People with learning disabilities are being used as a cash cow by Glasgow City Council. 

One of the service users with whom I spoke today said that all she wanted was a new centre, as promised. She had gone to the Accord Centre regularly, but now that it is closed, she badly misses the many friends she had made at the Accord, now seeing them only once a week. 

Imagine if you were told you could only interact with your friends once a week? You'd be horrified. So why, then, is it right for the Council to impose that isolation and exclusion on people simply because they have learning disabilities and need a little bit of support? 

Shettleston is a ward which is having war waged on its people by a council run by a party machine and a political class which operates at a complete disconnect from local people. 

It is a ward ill-served by the Labour Party diverting over half a million pounds of money intended for the regeneration of the local area into the pocket of one of their chums, Ronnie Saez, in a deal approved by three Glasgow Labour Party councillors.

And it is a ward which is to host the Commonwealth Games next year, an event which will allow the Scottish Government and Glasgow City Council to bask in the reflected glory of athletic achievement, and which will benefit the people of Shettleston not one iota. 

One of the complaints about the contempt with which the Council is treating the residents of the local area which I received today was that the warm pool used by children at Tollcross Swimming Baths has been shut to prepare for the Commonwealth Games. 

I contacted Tollcross Swimming Baths today to confirm when it would reopen, and was told that it wouldn't be until at least 6. January, and that it may not reopen until after the 14-day Commonwealth Games. 

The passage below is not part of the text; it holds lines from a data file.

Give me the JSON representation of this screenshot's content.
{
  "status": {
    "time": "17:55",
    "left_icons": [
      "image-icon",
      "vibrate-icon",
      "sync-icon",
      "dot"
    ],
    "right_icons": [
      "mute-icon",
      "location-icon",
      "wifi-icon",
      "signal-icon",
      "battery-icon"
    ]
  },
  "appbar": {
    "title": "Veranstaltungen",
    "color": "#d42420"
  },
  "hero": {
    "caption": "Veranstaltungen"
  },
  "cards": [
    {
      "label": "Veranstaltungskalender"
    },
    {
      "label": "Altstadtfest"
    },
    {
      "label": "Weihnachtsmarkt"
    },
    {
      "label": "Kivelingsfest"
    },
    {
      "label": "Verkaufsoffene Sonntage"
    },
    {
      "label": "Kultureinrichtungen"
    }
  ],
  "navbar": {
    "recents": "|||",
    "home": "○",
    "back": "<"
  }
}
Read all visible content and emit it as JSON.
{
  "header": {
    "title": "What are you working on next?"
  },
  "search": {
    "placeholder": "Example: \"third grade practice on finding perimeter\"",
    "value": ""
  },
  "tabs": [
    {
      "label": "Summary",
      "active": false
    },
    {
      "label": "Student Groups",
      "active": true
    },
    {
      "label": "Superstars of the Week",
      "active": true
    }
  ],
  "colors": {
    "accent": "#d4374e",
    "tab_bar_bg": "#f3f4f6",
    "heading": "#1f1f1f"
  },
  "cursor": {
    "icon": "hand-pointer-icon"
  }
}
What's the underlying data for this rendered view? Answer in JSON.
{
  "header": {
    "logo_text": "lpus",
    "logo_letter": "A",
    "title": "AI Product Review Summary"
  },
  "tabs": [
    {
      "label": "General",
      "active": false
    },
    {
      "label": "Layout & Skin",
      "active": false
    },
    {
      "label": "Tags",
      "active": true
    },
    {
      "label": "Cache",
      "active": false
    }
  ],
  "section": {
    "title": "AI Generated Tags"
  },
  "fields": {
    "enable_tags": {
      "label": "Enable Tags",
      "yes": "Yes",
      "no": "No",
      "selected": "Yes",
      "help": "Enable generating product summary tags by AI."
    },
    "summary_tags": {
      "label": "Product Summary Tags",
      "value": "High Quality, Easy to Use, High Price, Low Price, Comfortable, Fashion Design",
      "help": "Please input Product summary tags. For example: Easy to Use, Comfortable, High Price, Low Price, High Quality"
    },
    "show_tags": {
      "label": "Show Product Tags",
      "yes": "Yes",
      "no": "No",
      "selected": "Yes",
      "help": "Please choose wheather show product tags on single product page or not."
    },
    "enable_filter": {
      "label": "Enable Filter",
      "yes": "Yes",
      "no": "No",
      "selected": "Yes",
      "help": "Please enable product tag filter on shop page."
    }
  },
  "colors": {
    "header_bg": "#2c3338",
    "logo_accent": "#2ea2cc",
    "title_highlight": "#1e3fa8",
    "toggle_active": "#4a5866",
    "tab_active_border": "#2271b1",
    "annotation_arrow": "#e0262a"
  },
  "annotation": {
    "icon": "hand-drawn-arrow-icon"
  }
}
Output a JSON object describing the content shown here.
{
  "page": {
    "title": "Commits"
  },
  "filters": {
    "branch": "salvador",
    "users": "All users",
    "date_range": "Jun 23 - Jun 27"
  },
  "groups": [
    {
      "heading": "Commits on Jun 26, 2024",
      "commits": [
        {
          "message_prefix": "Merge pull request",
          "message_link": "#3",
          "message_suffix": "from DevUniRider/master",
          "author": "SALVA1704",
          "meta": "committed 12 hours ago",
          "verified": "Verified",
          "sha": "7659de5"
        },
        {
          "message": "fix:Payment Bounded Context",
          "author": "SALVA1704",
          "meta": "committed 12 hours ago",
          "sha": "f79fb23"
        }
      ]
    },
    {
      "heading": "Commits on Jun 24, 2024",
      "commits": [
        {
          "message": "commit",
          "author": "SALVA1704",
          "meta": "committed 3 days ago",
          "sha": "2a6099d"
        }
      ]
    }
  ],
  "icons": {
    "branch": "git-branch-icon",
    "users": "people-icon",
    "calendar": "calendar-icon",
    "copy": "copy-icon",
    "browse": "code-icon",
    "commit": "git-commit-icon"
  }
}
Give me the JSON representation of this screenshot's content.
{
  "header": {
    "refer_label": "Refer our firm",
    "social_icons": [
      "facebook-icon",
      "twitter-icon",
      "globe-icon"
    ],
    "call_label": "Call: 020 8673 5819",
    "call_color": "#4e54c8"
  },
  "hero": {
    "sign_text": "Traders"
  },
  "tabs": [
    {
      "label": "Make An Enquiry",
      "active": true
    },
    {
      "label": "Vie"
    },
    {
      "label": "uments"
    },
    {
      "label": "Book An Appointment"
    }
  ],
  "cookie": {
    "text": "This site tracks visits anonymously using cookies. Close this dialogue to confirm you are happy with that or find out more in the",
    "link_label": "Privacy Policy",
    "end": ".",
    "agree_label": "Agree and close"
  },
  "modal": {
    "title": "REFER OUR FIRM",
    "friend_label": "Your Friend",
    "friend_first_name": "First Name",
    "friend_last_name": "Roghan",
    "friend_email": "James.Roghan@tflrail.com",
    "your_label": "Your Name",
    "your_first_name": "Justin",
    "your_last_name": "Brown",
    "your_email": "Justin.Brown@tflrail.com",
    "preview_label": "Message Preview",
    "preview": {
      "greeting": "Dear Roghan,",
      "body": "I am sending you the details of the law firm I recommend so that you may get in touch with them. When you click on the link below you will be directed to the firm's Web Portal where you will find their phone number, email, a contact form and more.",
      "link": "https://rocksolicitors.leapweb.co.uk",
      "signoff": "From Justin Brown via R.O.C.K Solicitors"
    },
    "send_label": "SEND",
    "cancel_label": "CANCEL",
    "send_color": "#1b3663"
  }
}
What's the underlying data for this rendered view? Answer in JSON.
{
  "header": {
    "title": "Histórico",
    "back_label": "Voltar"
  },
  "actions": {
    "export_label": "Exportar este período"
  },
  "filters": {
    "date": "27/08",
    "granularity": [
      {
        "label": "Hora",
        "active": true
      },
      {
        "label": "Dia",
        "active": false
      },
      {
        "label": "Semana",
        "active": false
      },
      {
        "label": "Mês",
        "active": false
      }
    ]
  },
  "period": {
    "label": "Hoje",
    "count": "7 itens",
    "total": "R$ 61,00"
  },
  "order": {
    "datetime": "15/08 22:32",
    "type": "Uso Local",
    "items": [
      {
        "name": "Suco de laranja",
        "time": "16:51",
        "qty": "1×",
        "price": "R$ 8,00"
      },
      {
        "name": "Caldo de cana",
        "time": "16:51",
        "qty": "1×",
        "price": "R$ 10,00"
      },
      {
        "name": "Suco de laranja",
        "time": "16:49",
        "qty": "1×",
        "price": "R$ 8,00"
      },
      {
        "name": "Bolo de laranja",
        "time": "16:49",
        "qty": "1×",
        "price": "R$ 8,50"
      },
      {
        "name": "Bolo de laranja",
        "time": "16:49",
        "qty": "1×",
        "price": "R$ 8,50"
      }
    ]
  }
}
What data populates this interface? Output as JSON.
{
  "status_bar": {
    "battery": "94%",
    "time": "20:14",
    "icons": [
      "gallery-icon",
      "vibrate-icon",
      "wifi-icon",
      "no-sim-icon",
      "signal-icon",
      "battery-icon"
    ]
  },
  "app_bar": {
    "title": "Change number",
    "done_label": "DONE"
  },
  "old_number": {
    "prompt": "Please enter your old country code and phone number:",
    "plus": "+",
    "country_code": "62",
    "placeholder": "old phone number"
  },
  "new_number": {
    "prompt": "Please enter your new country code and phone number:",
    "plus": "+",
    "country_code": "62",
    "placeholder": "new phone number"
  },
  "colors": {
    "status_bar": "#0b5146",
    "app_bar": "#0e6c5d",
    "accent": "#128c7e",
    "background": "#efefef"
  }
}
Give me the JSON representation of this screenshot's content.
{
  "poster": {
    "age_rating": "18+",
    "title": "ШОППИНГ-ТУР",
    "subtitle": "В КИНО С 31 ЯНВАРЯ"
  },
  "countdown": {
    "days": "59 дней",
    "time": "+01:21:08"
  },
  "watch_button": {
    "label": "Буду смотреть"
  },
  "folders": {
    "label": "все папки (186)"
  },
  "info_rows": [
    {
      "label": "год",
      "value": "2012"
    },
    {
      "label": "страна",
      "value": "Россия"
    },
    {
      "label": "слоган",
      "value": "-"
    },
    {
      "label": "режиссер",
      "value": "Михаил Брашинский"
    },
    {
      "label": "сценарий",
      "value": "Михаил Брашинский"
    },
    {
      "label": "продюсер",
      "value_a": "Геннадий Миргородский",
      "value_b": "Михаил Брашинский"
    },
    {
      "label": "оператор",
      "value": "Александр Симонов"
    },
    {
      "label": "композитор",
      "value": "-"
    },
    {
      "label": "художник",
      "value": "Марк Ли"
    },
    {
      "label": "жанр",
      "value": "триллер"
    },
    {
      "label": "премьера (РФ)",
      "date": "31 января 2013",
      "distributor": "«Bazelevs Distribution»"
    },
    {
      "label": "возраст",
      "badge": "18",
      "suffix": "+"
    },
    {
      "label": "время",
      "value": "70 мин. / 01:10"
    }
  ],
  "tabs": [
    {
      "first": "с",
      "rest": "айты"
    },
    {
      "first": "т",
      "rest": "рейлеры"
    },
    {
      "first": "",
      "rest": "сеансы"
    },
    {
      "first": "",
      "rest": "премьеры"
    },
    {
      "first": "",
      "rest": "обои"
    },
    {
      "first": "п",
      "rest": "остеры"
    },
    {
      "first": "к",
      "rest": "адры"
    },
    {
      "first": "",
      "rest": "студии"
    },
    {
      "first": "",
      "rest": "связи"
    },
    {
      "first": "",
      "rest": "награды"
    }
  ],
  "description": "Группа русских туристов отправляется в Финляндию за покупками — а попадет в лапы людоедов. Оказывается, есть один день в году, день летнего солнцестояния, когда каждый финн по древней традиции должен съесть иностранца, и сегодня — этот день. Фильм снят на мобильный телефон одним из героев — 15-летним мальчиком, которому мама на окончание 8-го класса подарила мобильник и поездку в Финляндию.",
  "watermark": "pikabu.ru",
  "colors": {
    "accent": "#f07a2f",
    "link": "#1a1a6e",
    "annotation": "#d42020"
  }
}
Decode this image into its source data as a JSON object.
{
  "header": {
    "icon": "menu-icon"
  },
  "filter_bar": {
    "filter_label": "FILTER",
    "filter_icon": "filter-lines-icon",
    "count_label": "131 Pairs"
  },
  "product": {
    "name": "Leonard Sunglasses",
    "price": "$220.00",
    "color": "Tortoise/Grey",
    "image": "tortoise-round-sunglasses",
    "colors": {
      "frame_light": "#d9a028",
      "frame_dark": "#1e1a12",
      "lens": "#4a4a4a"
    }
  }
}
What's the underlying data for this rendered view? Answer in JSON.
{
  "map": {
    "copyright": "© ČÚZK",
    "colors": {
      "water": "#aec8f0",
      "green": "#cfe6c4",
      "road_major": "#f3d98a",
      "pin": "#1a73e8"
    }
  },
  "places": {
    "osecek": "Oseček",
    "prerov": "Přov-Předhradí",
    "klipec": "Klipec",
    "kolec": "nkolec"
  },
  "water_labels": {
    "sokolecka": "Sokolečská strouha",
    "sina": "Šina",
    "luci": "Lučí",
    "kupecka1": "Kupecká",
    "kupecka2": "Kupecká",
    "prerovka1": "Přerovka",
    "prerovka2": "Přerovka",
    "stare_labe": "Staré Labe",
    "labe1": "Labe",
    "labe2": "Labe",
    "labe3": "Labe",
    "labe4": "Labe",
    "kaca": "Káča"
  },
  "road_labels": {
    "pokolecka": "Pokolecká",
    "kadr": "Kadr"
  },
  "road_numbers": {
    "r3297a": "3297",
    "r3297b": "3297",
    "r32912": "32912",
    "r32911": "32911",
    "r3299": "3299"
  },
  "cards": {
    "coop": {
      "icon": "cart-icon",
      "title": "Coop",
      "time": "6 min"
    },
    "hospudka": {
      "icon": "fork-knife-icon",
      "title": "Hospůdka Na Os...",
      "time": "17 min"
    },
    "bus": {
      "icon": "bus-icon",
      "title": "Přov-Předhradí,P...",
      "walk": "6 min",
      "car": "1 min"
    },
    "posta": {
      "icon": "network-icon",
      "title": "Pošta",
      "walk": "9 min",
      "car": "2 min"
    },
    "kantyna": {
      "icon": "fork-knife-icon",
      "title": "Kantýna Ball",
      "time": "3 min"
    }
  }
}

A year-long exclusion for local children and pensioners from their local pool in order to host a two week long sporting extravaganza, from which there will come no significant number of jobs for local people, nor even a free ticket to any event for local people. 

If a mother wants to take her two children swimming, therefore, she will have to do so in Easterhouse or the Gorbals, needing two buses. That's an extra £4 on the bus, plus £1,50 each for the two kids. An extra £7 for a swim before you even get your toes wet (and to get your toes wet, you'll be paying another exorbitant admission fee). 

Why shouldn't local people get free use of the facilities built for the Commonwealth Games? With £600.000.000 of our money spent on the event, surely local people should be rewarded, and not punished, for their hospitality. 

Instead, all that's been done is a bit of tarmac and paving on the London Road Zil lane (with potholes aplenty still engulfing cars and ankles alike on the Shettleston Road, to which few, if any of the visiting dignitaries and athletes will be invited to visit) while local residents get services slashed and withdrawn; victims of an event sponsored by ATOS, the very company which is telling people with terminal cancer that they are perfectly fit for full-time work. 

It seems that everyone is abandoning the East End. Shops are closing in the Forge because they can't pay the going rate for rent, leaving ugly gaps in the local area, which are being filled by pawnshops, pound shops and gambling dens. It's inconceivable that the Council would allow this to happen to St Enoch or Buchanan Galleries, so why should it happen to Shettleston or Govan? 

Labour have had half a century of running this city, and there's still dog shit dotting the streets like landmines. Their "Landscape Design Manager" let slip yesterday that she is charging ratepayers £10.000 per year to have a guy with a big stick knocking a cone off a statue's head. Perhaps that money could be better diverted to an area which has been so abandoned by Glasgow City Council and the world in general over the years that it now doesn't have a single bank, but has just had to open a foodbank.

The people I met today are inspiration people, battling for their families. 

They deserve so much better than what they're getting.